Proper Time Dynamics in General Relativity and Conformal Unified Theory

TL;DR

This paper explores proper time in general relativity using conformally invariant variables, linking it to a scalar field akin to the Higgs, and proposes a unified theory with cosmological implications.

Contribution

It introduces a conformally invariant formulation of general relativity that connects proper time to a scalar field similar to the Higgs, proposing a unified theory with cosmological relevance.

Findings

Proper time can be described using conformally invariant variables.

The scalar field in the theory is identified with the Higgs field modulus.

Vacuum averaging of the scalar field relates to cosmological integrals of motion.

Abstract

The paper is devoted to the description a measurable time-interval (``proper time'') in the Hamiltonian version of general relativity with the Dirac-ADM metric.

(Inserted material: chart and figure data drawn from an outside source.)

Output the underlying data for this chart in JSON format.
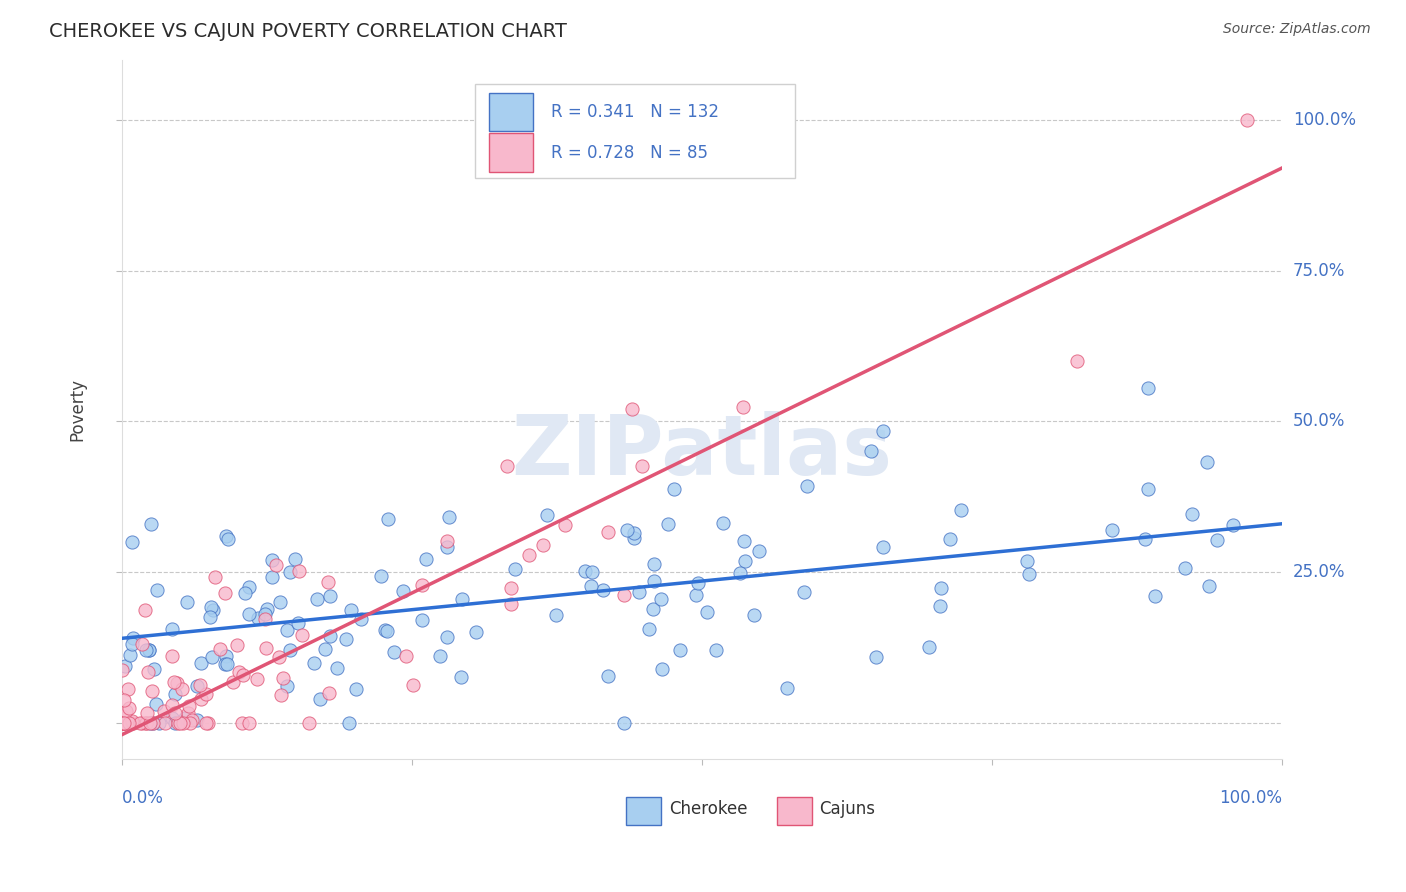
{
  "title": "CHEROKEE VS CAJUN POVERTY CORRELATION CHART",
  "source": "Source: ZipAtlas.com",
  "ylabel": "Poverty",
  "R_cherokee": 0.341,
  "N_cherokee": 132,
  "R_cajun": 0.728,
  "N_cajun": 85,
  "cherokee_fill": "#a8cff0",
  "cherokee_edge": "#4472c4",
  "cajun_fill": "#f8b8cc",
  "cajun_edge": "#e05575",
  "cherokee_line": "#2e6fd4",
  "cajun_line": "#e05575",
  "legend_color": "#4472c4",
  "title_color": "#2c2c2c",
  "source_color": "#555555",
  "axis_label_color": "#4472c4",
  "ylabel_color": "#444444",
  "grid_color": "#c8c8c8",
  "watermark_color": "#e0e8f4",
  "background": "#ffffff",
  "xlim": [
    0.0,
    1.0
  ],
  "ylim": [
    -0.06,
    1.1
  ],
  "cherokee_line_y0": 0.14,
  "cherokee_line_y1": 0.33,
  "cajun_line_y0": -0.02,
  "cajun_line_y1": 0.92
}
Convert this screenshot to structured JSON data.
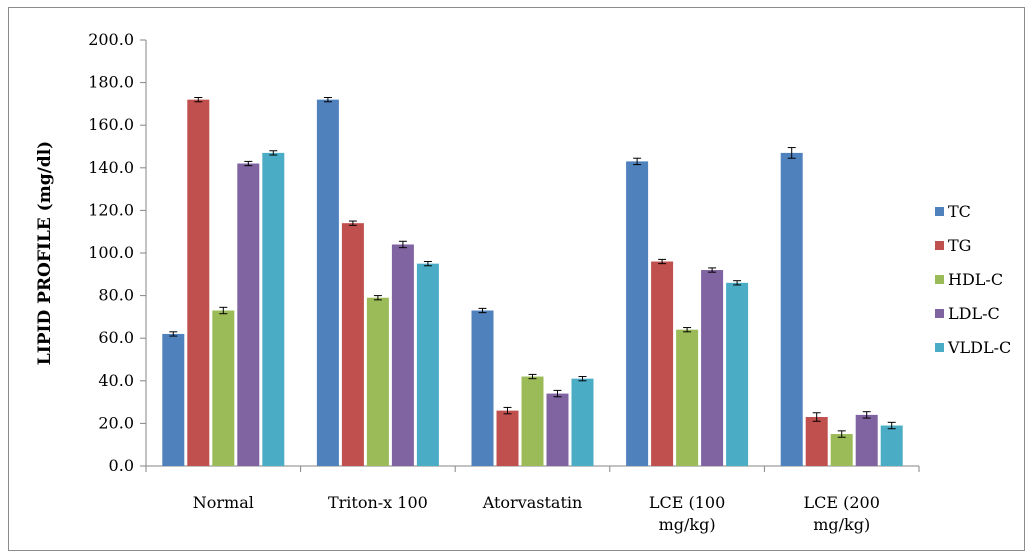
{
  "chart_data": {
    "type": "bar",
    "title": "",
    "xlabel": "",
    "ylabel": "LIPID PROFILE  (mg/dl)",
    "ylim": [
      0,
      200
    ],
    "ytick_step": 20,
    "ytick_labels": [
      "0.0",
      "20.0",
      "40.0",
      "60.0",
      "80.0",
      "100.0",
      "120.0",
      "140.0",
      "160.0",
      "180.0",
      "200.0"
    ],
    "categories": [
      [
        "Normal"
      ],
      [
        "Triton-x 100"
      ],
      [
        "Atorvastatin"
      ],
      [
        "LCE (100",
        "mg/kg)"
      ],
      [
        "LCE (200",
        "mg/kg)"
      ]
    ],
    "grid": false,
    "legend_position": "right",
    "series": [
      {
        "name": "TC",
        "color": "#4f81bd",
        "values": [
          62,
          172,
          73,
          143,
          147
        ],
        "errors": [
          1,
          1,
          1,
          1.5,
          2.5
        ]
      },
      {
        "name": "TG",
        "color": "#c0504d",
        "values": [
          172,
          114,
          26,
          96,
          23
        ],
        "errors": [
          1,
          1,
          1.5,
          1,
          2
        ]
      },
      {
        "name": "HDL-C",
        "color": "#9bbb59",
        "values": [
          73,
          79,
          42,
          64,
          15
        ],
        "errors": [
          1.5,
          1,
          1,
          1,
          1.5
        ]
      },
      {
        "name": "LDL-C",
        "color": "#8064a2",
        "values": [
          142,
          104,
          34,
          92,
          24
        ],
        "errors": [
          1,
          1.5,
          1.5,
          1,
          1.5
        ]
      },
      {
        "name": "VLDL-C",
        "color": "#4bacc6",
        "values": [
          147,
          95,
          41,
          86,
          19
        ],
        "errors": [
          1,
          1,
          1,
          1,
          1.5
        ]
      }
    ]
  }
}
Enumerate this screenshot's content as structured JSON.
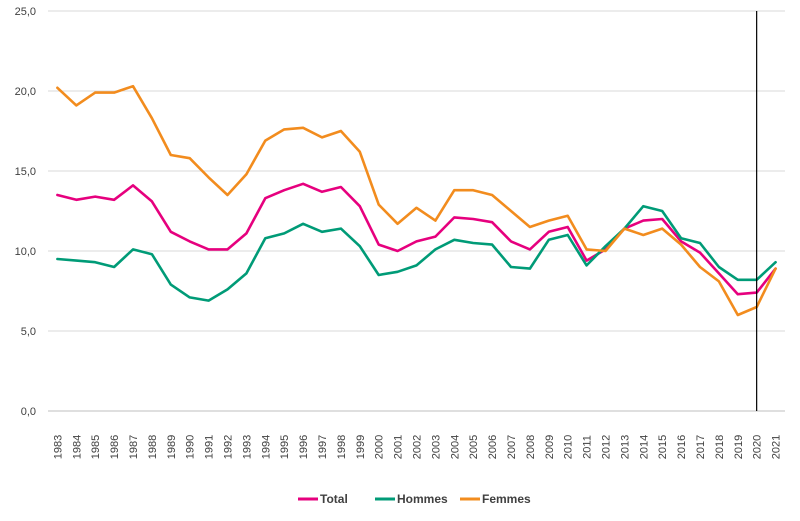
{
  "chart_data": {
    "type": "line",
    "x": [
      "1983",
      "1984",
      "1985",
      "1986",
      "1987",
      "1988",
      "1989",
      "1990",
      "1991",
      "1992",
      "1993",
      "1994",
      "1995",
      "1996",
      "1997",
      "1998",
      "1999",
      "2000",
      "2001",
      "2002",
      "2003",
      "2004",
      "2005",
      "2006",
      "2007",
      "2008",
      "2009",
      "2010",
      "2011",
      "2012",
      "2013",
      "2014",
      "2015",
      "2016",
      "2017",
      "2018",
      "2019",
      "2020",
      "2021"
    ],
    "ylim": [
      0,
      25
    ],
    "yticks": [
      "0,0",
      "5,0",
      "10,0",
      "15,0",
      "20,0",
      "25,0"
    ],
    "grid": true,
    "vertical_marker": "2020",
    "legend_position": "bottom",
    "series": [
      {
        "name": "Total",
        "color": "#e6007e",
        "values": [
          13.5,
          13.2,
          13.4,
          13.2,
          14.1,
          13.1,
          11.2,
          10.6,
          10.1,
          10.1,
          11.1,
          13.3,
          13.8,
          14.2,
          13.7,
          14.0,
          12.8,
          10.4,
          10.0,
          10.6,
          10.9,
          12.1,
          12.0,
          11.8,
          10.6,
          10.1,
          11.2,
          11.5,
          9.4,
          10.1,
          11.4,
          11.9,
          12.0,
          10.6,
          9.9,
          8.6,
          7.3,
          7.4,
          8.9
        ]
      },
      {
        "name": "Hommes",
        "color": "#009b77",
        "values": [
          9.5,
          9.4,
          9.3,
          9.0,
          10.1,
          9.8,
          7.9,
          7.1,
          6.9,
          7.6,
          8.6,
          10.8,
          11.1,
          11.7,
          11.2,
          11.4,
          10.3,
          8.5,
          8.7,
          9.1,
          10.1,
          10.7,
          10.5,
          10.4,
          9.0,
          8.9,
          10.7,
          11.0,
          9.1,
          10.3,
          11.4,
          12.8,
          12.5,
          10.8,
          10.5,
          9.0,
          8.2,
          8.2,
          9.3
        ]
      },
      {
        "name": "Femmes",
        "color": "#f28c1e",
        "values": [
          20.2,
          19.1,
          19.9,
          19.9,
          20.3,
          18.3,
          16.0,
          15.8,
          14.6,
          13.5,
          14.8,
          16.9,
          17.6,
          17.7,
          17.1,
          17.5,
          16.2,
          12.9,
          11.7,
          12.7,
          11.9,
          13.8,
          13.8,
          13.5,
          12.5,
          11.5,
          11.9,
          12.2,
          10.1,
          10.0,
          11.4,
          11.0,
          11.4,
          10.4,
          9.0,
          8.1,
          6.0,
          6.5,
          8.9
        ]
      }
    ]
  }
}
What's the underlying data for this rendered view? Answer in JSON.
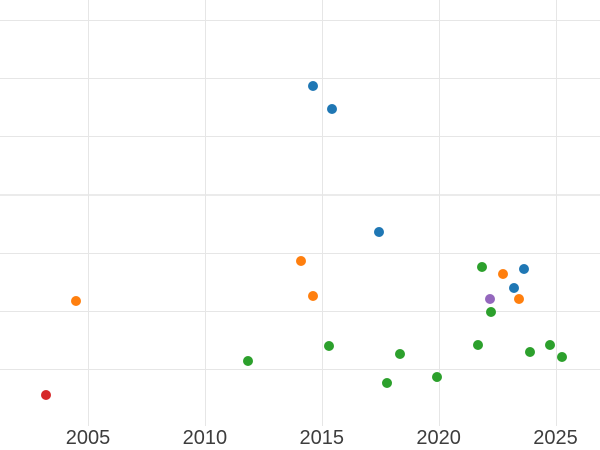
{
  "figure": {
    "background": "#ffffff",
    "grid_color": "#e6e6e6",
    "tick_label_color": "#3d3d3d"
  },
  "chart_data": {
    "type": "scatter",
    "title": "",
    "subtitle": "",
    "xlabel": "",
    "ylabel": "",
    "x_ticks": [
      2005,
      2010,
      2015,
      2020,
      2025
    ],
    "x_visible_range": [
      2001.2,
      2026.9
    ],
    "y_axis_note": "y-axis tick labels are not visible (cropped off left edge); y values are given in gridline units, 1 unit per horizontal gridline spacing, 0 = bottom edge of plot",
    "y_gridline_units": [
      1,
      2,
      3,
      4,
      5,
      6,
      7
    ],
    "y_major_gridline_unit": 4,
    "grid": true,
    "legend": false,
    "marker_size_px": 10,
    "series": [
      {
        "name": "blue",
        "color": "#1f77b4",
        "points": [
          [
            2014.61,
            5.86
          ],
          [
            2015.42,
            5.46
          ],
          [
            2017.45,
            3.35
          ],
          [
            2023.21,
            2.4
          ],
          [
            2023.64,
            2.72
          ]
        ]
      },
      {
        "name": "orange",
        "color": "#ff7f0e",
        "points": [
          [
            2004.49,
            2.18
          ],
          [
            2014.11,
            2.86
          ],
          [
            2014.64,
            2.26
          ],
          [
            2022.77,
            2.63
          ],
          [
            2023.45,
            2.2
          ]
        ]
      },
      {
        "name": "green",
        "color": "#2ca02c",
        "points": [
          [
            2011.86,
            1.14
          ],
          [
            2015.32,
            1.4
          ],
          [
            2017.78,
            0.77
          ],
          [
            2018.36,
            1.27
          ],
          [
            2019.92,
            0.87
          ],
          [
            2021.7,
            1.42
          ],
          [
            2021.87,
            2.75
          ],
          [
            2022.24,
            1.98
          ],
          [
            2023.92,
            1.3
          ],
          [
            2024.75,
            1.42
          ],
          [
            2025.27,
            1.21
          ]
        ]
      },
      {
        "name": "red",
        "color": "#d62728",
        "points": [
          [
            2003.22,
            0.56
          ]
        ]
      },
      {
        "name": "purple",
        "color": "#9467bd",
        "points": [
          [
            2022.2,
            2.21
          ]
        ]
      }
    ]
  }
}
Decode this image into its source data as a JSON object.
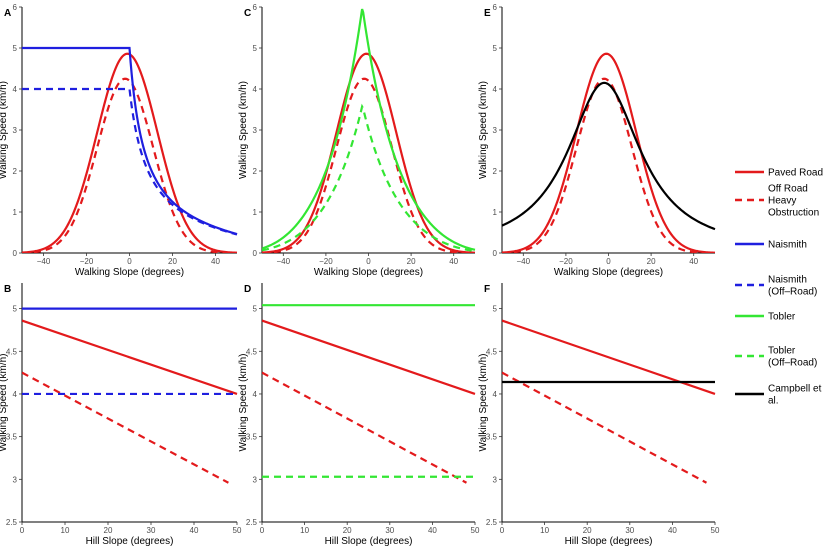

To separate the dynamical parameter of evolution from the space metric we use the Lichnerowicz conformally invariant variables. In terms of these variables GR is equivalent to the conformally invariant Penrose-Chernicov-Tagirov theory of a scalar field the role of which is played by the scale factor multiplied on the Planck constant. Identification of this scalar field with the modulus of the Higgs field in the standard model of electroweak and strong interactions allows us to formulate an example of conformally invariant unified theory where the vacuum averaging of the scalar field is determined by cosmological integrals of motion of the Universe evolution.